Diagnosis
Women pay for AI to boost mammogram findings

More than a third of women across 10 health care practices in the US chose to enrol in a self-pay, artificial intelligence (AI)-enhanced breast cancer screening programme, and the women who enrolled were 21 per cent more likely to have cancer detected, according to new research.
AI has shown great promise in mammography as a “second set of eyes” for radiologists providing decision support, risk prediction and other benefits.
Despite its promise, AI is not yet reimbursed by insurance in the United States, which likely is slowing its adoption in the clinic. Some practices have elected to offer enhanced workflows enabled by AI at additional cost, much like what was done when digital breast tomosynthesis was originally deployed.
For the study, researchers investigated the impact of AI—including a safeguard review—as a self-pay option in screening mammography.
A self-pay, AI-powered screening mammography program was offered to patients across 10 clinical practices, ranging from a few sites up to 64 sites at the largest practice. Women who enrolled had U.S. Food and Drug Administration-compliant AI software applied to their mammograms.

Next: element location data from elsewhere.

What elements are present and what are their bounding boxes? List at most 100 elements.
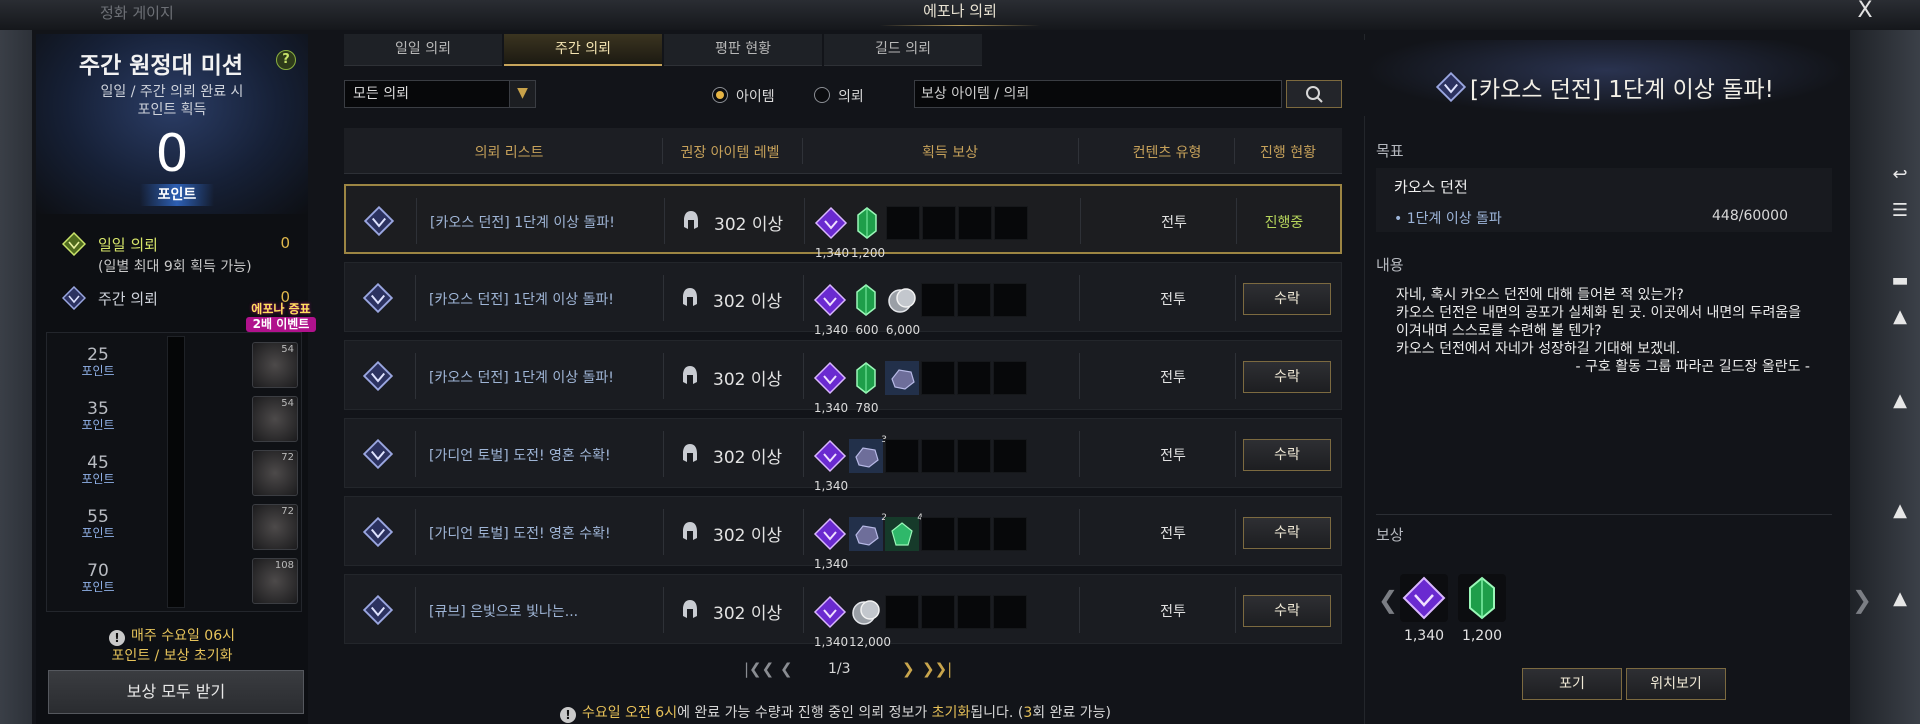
claim-all-button[interactable]: 보상 모두 받기 [48, 670, 304, 714]
info-icon: ! [560, 707, 576, 723]
cell-divider [803, 587, 804, 633]
reward-item[interactable]: 3 [849, 435, 887, 473]
reward-item[interactable]: 780 [849, 361, 883, 415]
green-crystal-icon [856, 284, 876, 316]
tier-points: 70 [87, 561, 109, 581]
reward-qty: 1,340 [813, 401, 849, 415]
give-up-button[interactable]: 포기 [1522, 668, 1622, 700]
last-page-icon[interactable]: ❯❯| [922, 660, 952, 678]
weekly-quest-icon [363, 595, 393, 625]
chest-count: 54 [281, 344, 294, 355]
stone-icon [849, 517, 883, 551]
quest-name: [카오스 던전] 1단계 이상 돌파! [430, 215, 615, 231]
quest-marker-icon[interactable]: ▲ [1882, 306, 1918, 336]
page-indicator: 1/3 [828, 661, 851, 677]
info-icon: ! [109, 630, 125, 646]
reward-item[interactable]: 1,340 [813, 283, 848, 337]
detail-title: [카오스 던전] 1단계 이상 돌파! [1470, 77, 1774, 103]
cell-divider [663, 275, 664, 321]
divider [1376, 514, 1832, 515]
menu-icon[interactable]: ☰ [1882, 200, 1918, 230]
table-row[interactable]: [카오스 던전] 1단계 이상 돌파! 302 이상 1,340 1,200 전투 진행중 [344, 184, 1342, 260]
cell-divider [803, 353, 804, 399]
weekly-quest-icon [363, 517, 393, 547]
reset-notice: ! 매주 수요일 06시 포인트 / 보상 초기화 [36, 626, 308, 666]
quest-marker-icon[interactable]: ▲ [1882, 588, 1918, 618]
table-row[interactable]: [카오스 던전] 1단계 이상 돌파! 302 이상 1,340 780 전투 수락 [344, 340, 1342, 415]
tier-chest-icon[interactable]: 72 [252, 450, 298, 496]
chevron-right-icon[interactable]: ❯ [1852, 586, 1872, 614]
chevron-left-icon[interactable]: ❮ [1378, 586, 1398, 614]
reward-item[interactable]: 6,000 [885, 283, 920, 337]
tier-chest-icon[interactable]: 108 [252, 558, 298, 604]
help-icon[interactable]: ? [276, 50, 296, 70]
points-value: 0 [155, 124, 189, 184]
reward-item[interactable]: 12,000 [849, 595, 891, 649]
reward-qty: 600 [855, 323, 879, 337]
cell-divider [415, 509, 416, 555]
accept-button[interactable]: 수락 [1243, 517, 1331, 549]
reward-item[interactable]: 1,340 [813, 439, 848, 493]
tab-daily[interactable]: 일일 의뢰 [344, 34, 502, 66]
quest-marker-icon[interactable]: ▲ [1882, 500, 1918, 530]
chevron-down-icon: ▼ [509, 81, 535, 107]
purple-token-icon [814, 206, 848, 240]
reward-item[interactable]: 600 [849, 283, 883, 337]
tab-reputation[interactable]: 평판 현황 [664, 34, 822, 66]
accept-button[interactable]: 수락 [1243, 283, 1331, 315]
cell-divider [664, 198, 665, 244]
tier-unit: 포인트 [81, 418, 115, 432]
reward-qty: 1,340 [813, 557, 849, 571]
reward-item[interactable]: 1,200 [1458, 574, 1506, 644]
tab-weekly[interactable]: 주간 의뢰 [504, 34, 662, 66]
locate-button[interactable]: 위치보기 [1626, 668, 1726, 700]
reward-item[interactable]: 1,340 [813, 595, 848, 649]
reward-item[interactable]: 1,340 [814, 206, 849, 260]
reset-line-2: 포인트 / 보상 초기화 [111, 648, 233, 664]
cell-divider [1079, 509, 1080, 555]
close-button[interactable]: X [1852, 0, 1878, 24]
quest-description: 자네, 혹시 카오스 던전에 대해 들어본 적 있는가? 카오스 던전은 내면의… [1396, 286, 1826, 376]
cell-divider [1235, 587, 1236, 633]
table-row[interactable]: [큐브] 은빛으로 빛나는... 302 이상 1,340 12,000 전투 수락 [344, 574, 1342, 649]
quest-filter-dropdown[interactable]: 모든 의뢰 ▼ [344, 80, 536, 108]
daily-quest-value: 0 [280, 234, 290, 252]
daily-quest-row: 일일 의뢰 0 [62, 232, 302, 256]
reward-item[interactable]: 4 [885, 513, 923, 551]
cell-divider [416, 198, 417, 244]
reward-item[interactable]: 1,340 [813, 517, 848, 571]
accept-button[interactable]: 수락 [1243, 361, 1331, 393]
radio-item-label: 아이템 [736, 89, 775, 105]
accept-button[interactable]: 수락 [1243, 439, 1331, 471]
tier-chest-icon[interactable]: 54 [252, 342, 298, 388]
quest-marker-icon[interactable]: ▲ [1882, 390, 1918, 420]
search-button[interactable] [1286, 80, 1342, 108]
chest-count: 72 [281, 452, 294, 463]
tier-points: 25 [87, 345, 109, 365]
table-row[interactable]: [카오스 던전] 1단계 이상 돌파! 302 이상 1,340 600 6,000 전투… [344, 262, 1342, 337]
reward-item[interactable] [885, 361, 919, 395]
tier-chest-icon[interactable]: 54 [252, 396, 298, 442]
next-page-icon[interactable]: ❯ [902, 660, 915, 678]
prev-page-icon[interactable]: ❮ [780, 660, 793, 678]
note-count: 3 [1023, 705, 1033, 721]
reward-item[interactable]: 1,340 [1400, 574, 1448, 644]
search-input[interactable]: 보상 아이템 / 의뢰 [914, 80, 1282, 108]
reward-item[interactable]: 2 [849, 513, 887, 551]
minimize-icon[interactable]: ▬ [1882, 270, 1918, 300]
table-row[interactable]: [가디언 토벌] 도전! 영혼 수확! 302 이상 1,3403 전투 수락 [344, 418, 1342, 493]
reward-item[interactable]: 1,200 [850, 206, 885, 260]
return-icon[interactable]: ↩ [1882, 164, 1918, 194]
first-page-icon[interactable]: |❮❮ [744, 660, 774, 678]
radio-item[interactable]: 아이템 [712, 86, 775, 106]
accept-button[interactable]: 수락 [1243, 595, 1331, 627]
table-row[interactable]: [가디언 토벌] 도전! 영혼 수확! 302 이상 1,34024 전투 수락 [344, 496, 1342, 571]
tier-chest-icon[interactable]: 72 [252, 504, 298, 550]
reward-item[interactable]: 1,340 [813, 361, 848, 415]
empty-reward-slot [993, 517, 1027, 551]
empty-reward-slot [993, 283, 1027, 317]
silver-coin-icon [852, 600, 880, 625]
tab-guild[interactable]: 길드 의뢰 [824, 34, 982, 66]
note-text-1: 에 완료 가능 수량과 진행 중인 의뢰 정보가 [677, 705, 932, 721]
radio-quest[interactable]: 의뢰 [814, 86, 864, 106]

An expert breast radiologist provided a third, safeguard review in cases where there was discordance between the first reviewer and the AI.
Out of the 747,604 women who underwent screening mammography over an initial 12-month period, the overall cancer detection rate was on average 43 per cent higher for enrolled women than for unenrolled women. The pattern of a substantially higher cancer detection rate in enrolled women was observed at all 10 practices.
Further analysis attributed 21 per cent of the increase in cancer detection to the AI programme. The researchers credited the remaining 22 per cent increase in detection to the fact that higher-risk patients chose to enrol more frequently.
“These data indicate that many women are eager to utilise AI to enhance their screening mammogram, and when AI is coupled with a safeguard review, more cancers are found,” said study senior author Gregory Sorensen, from DeepHealth.
The recall rate—the rate at which women were called back for additional imaging—was 21 per cent higher for enrolled versus unenrolled women. Relatedly, the positive predictive value for cancer was 15 per cent higher for the enrolled women, indicating that each recall resulted in more cancer diagnoses in the enrolled population.
“This is the first report on results from a program that provides an AI-powered enhanced review that patients can elect to enrol in,” said study lead author Bryan Haslam, from DeepHealth.
“The AI-driven enhanced review programme leverages AI in a novel workflow to ensure women with suspicious findings get expert level care that could help detect many more breast cancers early.
“The number of women electing for this program is now at 36 per cent and growing, and the rate of cancer detection continues to be substantially higher for those women.”
In the future, the researchers hope to better quantify the benefit of the AI-driven safeguard review with prospective randomised controlled trials that would eliminate the self-selection bias and provide the highest level of evidence.